The cooling 15 is adjusted and controlled depending on whether it is desired to form martensite or bainite. It is possible to start with an austenitic strip and to cool it using a two-stage cooling, in which case in the first stage cooling is carried out until a desired amount of ferrite has been formed, followed by rapid cooling in order to form martensite. It is also possible for a strip which has been rolled in the two-phase range to be cooled rapidly so as to form martensite (curve m). It is also possible to cool an austenitic strip until a desired amount of ferrite has been formed and then to continue cooling in such a manner that bainite with residual austenite is formed. In addition, it is possible to roll the strip in the two-phase range and then, if necessary, to continue cooling in such a manner that bainite with residual austenite is formed (curve b).
If appropriate, oxide is removed from the strip in oxide-removal installation 13. If the exit temperature from rolling train 14 is too low, it is possible, by means of a furnace device 18 which is located downstream of the rolling train, to bring a ferritically rolled strip up to a desired coiling temperature.
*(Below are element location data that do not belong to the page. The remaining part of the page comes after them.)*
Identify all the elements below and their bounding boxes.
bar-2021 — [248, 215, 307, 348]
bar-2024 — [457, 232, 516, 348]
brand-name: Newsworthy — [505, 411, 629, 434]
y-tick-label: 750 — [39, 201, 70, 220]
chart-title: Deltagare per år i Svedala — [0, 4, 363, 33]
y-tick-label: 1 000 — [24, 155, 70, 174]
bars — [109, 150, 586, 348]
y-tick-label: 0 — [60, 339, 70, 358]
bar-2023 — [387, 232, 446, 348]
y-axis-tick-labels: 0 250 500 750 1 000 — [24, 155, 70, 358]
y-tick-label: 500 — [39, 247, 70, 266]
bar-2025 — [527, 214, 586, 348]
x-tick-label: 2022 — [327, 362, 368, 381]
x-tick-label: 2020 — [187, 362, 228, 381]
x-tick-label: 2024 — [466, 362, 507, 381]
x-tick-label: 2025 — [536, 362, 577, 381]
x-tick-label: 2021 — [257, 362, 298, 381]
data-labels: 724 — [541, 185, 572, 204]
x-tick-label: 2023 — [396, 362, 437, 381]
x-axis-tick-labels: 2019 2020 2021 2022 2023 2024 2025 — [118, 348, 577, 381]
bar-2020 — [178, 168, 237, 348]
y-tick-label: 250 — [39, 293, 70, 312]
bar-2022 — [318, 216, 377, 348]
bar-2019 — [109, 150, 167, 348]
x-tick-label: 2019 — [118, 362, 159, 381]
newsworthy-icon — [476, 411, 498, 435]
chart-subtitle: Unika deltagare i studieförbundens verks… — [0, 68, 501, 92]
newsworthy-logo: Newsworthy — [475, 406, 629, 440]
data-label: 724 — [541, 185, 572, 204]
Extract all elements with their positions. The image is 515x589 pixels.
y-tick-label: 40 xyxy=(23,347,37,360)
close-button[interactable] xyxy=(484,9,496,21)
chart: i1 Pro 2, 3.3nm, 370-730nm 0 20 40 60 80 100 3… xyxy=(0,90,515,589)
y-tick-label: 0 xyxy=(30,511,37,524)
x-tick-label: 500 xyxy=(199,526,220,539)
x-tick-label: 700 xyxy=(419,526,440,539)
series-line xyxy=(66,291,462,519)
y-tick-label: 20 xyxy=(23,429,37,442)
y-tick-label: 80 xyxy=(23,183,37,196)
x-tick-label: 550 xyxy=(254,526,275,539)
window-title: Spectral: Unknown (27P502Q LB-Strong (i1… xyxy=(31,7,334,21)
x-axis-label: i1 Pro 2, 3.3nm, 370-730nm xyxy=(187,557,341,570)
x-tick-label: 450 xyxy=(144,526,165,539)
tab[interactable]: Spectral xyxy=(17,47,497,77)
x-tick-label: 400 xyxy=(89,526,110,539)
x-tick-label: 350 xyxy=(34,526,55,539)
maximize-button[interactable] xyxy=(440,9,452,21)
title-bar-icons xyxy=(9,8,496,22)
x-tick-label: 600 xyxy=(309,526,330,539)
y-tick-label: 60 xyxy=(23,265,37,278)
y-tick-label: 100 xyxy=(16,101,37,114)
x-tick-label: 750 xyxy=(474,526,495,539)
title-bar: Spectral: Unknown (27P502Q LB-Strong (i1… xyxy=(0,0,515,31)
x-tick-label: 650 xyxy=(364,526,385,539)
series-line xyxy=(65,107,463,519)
Cooling device 15 and furnace device 18 may be positioned next to one another or one behind the other. It is also possible to replace one device with the other device depending on whether austenitic or austenitic-ferritic strip is being produced. A shearing device 17 is included in order to cut the strip to the desired length, corresponding to standard coil dimensions. By suitably selecting the various components of the device and the process steps carried out by means of the device, such as homogenization, rolling, cooling and temporary storage, it has proven possible to operate this device using a single continuous-casting machine, whereas in the prior art two continuous-casting machines are used in order to match the limited casting speed to the much higher rolling speeds which are customarily used. The device is suitable for strips with a width which lies in the range between 1000 and 1500 mm and a thickness, in the case of an austenitically rolled strip, of approx. 1.0 mm or a thickness, in the case of a ferritically rolled strip, of approx. 0.5 to 0.6 mm. The homogenization time in the furnace device 7 is approximately ten minutes for storing three slabs of the length of the furnace. The coil box is suitable for storing two complete strips in the case of austenitic rolling.